Mark laughs quietly. He adds, “And I was just warming up.”
Lori is relieved. Dad’s alert and in a good mood. He’s freshly shaven and smells like lemons.
Mark smiles at Lori. “Well, hello there.”
Lori places her hand on her dad’s shoulder. “Hello yourself!” He recognizes her, she’s pretty sure. She winks at the aide. “A little game we always play.” Lori feels the tension in her neck loosen and asks, “You having a good day, Dad?”
His head bobs up and down like a toddler. Yes, this is going to be a good day after all. Lori wants to wrap her arms around her dad and rest his head on her shoulder. But Mark is staring blankly out the window. Lori taps her phone against her chin. She feels an urge to call her mother. Mom was the first to clue her in about the changes happening. She’d said Dad spent all day changing a simple light switch, something he could usually do in thirty minutes tops. She found his screwdriver in the dishwasher later that night.
Lori begins to dial her mom but hesitates. When Dad moved into the nursing home, Mom only visited a few times. Reminding him that she was his wife was just too painful, she’d told Lori. Lori slowly lowers her phone. She’s on her own here.
The aide whose name Lori can’t remember sets the brakes on the wheels of the chair and says, “We went for our daily walk, isn’t that right, Mark?”
“Sun is out today,” her dad says. “Too windy yesterday.”
The aide wipes spittle from her dad’s chin and says, “That’s right.” He chuckles. “You said that wind was gonna knock you outta your chair.”
Mark adds, “Uh-huh, blew the hat right off my head.” He looks up toward Lori. His face takes on a flatness. He asks, “Where’d you come from?”
The aide interrupts, “You know Lori, your daughter.”
“My daughter’s in Phoenix,” Mark replies.
“Dad, that’s your other daughter, Maggie.”
Mark grips the wheelchair armrests. “Other daughter?”
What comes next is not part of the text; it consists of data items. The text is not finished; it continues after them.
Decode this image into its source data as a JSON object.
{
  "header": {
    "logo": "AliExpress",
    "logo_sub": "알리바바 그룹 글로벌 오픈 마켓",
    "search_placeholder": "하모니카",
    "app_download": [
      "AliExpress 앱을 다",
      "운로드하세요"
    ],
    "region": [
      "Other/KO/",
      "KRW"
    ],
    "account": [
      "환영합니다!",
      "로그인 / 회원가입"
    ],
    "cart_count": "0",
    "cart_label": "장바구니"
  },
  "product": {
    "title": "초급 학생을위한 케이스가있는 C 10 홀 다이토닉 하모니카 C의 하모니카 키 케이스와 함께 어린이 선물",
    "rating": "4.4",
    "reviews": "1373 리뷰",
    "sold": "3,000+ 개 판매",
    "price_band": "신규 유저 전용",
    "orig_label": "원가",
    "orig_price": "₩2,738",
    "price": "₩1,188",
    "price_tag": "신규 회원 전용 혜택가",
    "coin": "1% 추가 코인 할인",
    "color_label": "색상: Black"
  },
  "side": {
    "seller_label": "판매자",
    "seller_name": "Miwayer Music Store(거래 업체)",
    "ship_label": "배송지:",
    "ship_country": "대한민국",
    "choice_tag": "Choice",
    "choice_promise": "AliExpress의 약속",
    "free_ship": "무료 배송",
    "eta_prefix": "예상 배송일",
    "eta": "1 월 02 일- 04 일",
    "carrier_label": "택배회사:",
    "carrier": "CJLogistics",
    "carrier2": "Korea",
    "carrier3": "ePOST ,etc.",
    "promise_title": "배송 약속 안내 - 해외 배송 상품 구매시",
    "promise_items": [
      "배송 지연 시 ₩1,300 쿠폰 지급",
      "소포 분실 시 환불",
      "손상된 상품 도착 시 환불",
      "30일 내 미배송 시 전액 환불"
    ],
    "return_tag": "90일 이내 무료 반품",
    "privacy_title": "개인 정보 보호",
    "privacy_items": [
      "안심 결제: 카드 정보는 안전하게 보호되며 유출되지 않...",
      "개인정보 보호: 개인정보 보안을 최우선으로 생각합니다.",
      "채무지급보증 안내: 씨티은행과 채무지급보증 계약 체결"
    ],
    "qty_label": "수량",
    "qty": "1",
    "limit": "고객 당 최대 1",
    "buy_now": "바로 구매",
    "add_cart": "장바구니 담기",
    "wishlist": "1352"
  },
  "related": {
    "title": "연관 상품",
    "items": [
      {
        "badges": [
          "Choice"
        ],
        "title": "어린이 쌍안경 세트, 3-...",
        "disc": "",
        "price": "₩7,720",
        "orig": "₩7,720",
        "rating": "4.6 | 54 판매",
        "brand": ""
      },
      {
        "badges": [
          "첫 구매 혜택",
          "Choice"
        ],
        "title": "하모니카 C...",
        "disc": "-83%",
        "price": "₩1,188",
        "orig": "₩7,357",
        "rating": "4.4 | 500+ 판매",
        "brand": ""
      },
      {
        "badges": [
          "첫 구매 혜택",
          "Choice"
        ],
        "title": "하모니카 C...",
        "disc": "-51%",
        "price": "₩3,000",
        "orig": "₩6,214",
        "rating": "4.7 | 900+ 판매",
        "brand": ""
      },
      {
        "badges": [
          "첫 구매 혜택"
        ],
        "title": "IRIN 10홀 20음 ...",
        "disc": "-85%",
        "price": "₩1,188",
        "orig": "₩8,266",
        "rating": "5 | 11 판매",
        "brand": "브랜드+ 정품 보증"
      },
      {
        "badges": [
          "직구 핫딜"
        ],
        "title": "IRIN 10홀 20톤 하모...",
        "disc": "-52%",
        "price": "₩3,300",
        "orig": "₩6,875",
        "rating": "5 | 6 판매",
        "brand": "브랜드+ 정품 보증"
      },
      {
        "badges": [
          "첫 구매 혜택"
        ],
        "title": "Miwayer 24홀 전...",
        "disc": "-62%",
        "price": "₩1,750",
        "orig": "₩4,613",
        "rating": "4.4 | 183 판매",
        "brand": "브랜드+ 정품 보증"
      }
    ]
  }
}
Lori shifts her weight. She looks at her phone, blinking back tears.
The aide chimes in, “Mark, you know, Lori.”
She will not cry in front of this man. She finishes her text: Do not send Wendy. I will meet clients at 4 at the home. This will be tight, dropping Lizzie at driver’s ed and all. She’ll just leave St. Anthony’s a few hours earlier than she originally planned. What’s the difference anyway?
“I’m sorry, were you speaking to me?” Lori grabs the aide’s hand and shakes it. He’s the only middle-aged Black man on the floor and she wishes she could remember his name. Christ, is this how it started for Dad? She grips his hand tighter and shakes faster. His name is at the tip of her tongue. Peter or Patrick or something with a “P.”
The aide carefully withdraws his hand. “I was just saying we had a nice outing together.”
As Lori looks down at her buzzing phone she mumbles, “A walk, yes, it does seem to calm him down.” Her attention on her cell phone, a text from the office: Wendy says she can take clients. Lori’s thumbs strike out a frustrated reply: NO WENDY! Stall clients - do whatever it takes. She adds three hand prayer emojis.
When she looks up from her phone, the aide is gone.
Left alone with her dad, Lori squats next to him and forces a smile. “So, Dad, you got some fresh air today?” She snaps her fingers and practically shouts, “Paul!” Lori stands up quickly. “That’s his name, Paul.”
Mark looks questioningly at her and says, “Yeah, that’s Paul. Who else would it be?”
“So, Dad, you and Paul took a walk?” The blank expression returns. He lowers his head and gazes into his lap. She’s lost him again. Was he ever really with her to begin with? She stutters and her words come out quickly in a jumble. “Hey, Dad, today’s your birthday and I’ve brought you a cake.”
Lori reaches for the box. She loses her grip on the wilted cardboard edges. The cake plunks back onto the bed. She peels back the lid and then scoops her hands beneath the box. The warm oily residue clings to her palms. Her dad is still staring into his lap even as she holds the cake under his chin. He’s got to be able to smell all that butter and sugar. Still, no response.
Lori’s arms begin to ache and she puts the cake back on the bed. Maybe she could invite Paul back in for some cake. She frantically digs through her purse. How could she forget to pack a sharp knife? She grabs one of the plastic forks and begins sawing away at the stiff icing. Dammit. She uses her finger tips to pick out a broken plastic gold tine. Mark’s eyelids begin to close. She stabs at the dense cake with the fork’s handle and finally plops a crumbly heap onto a plate.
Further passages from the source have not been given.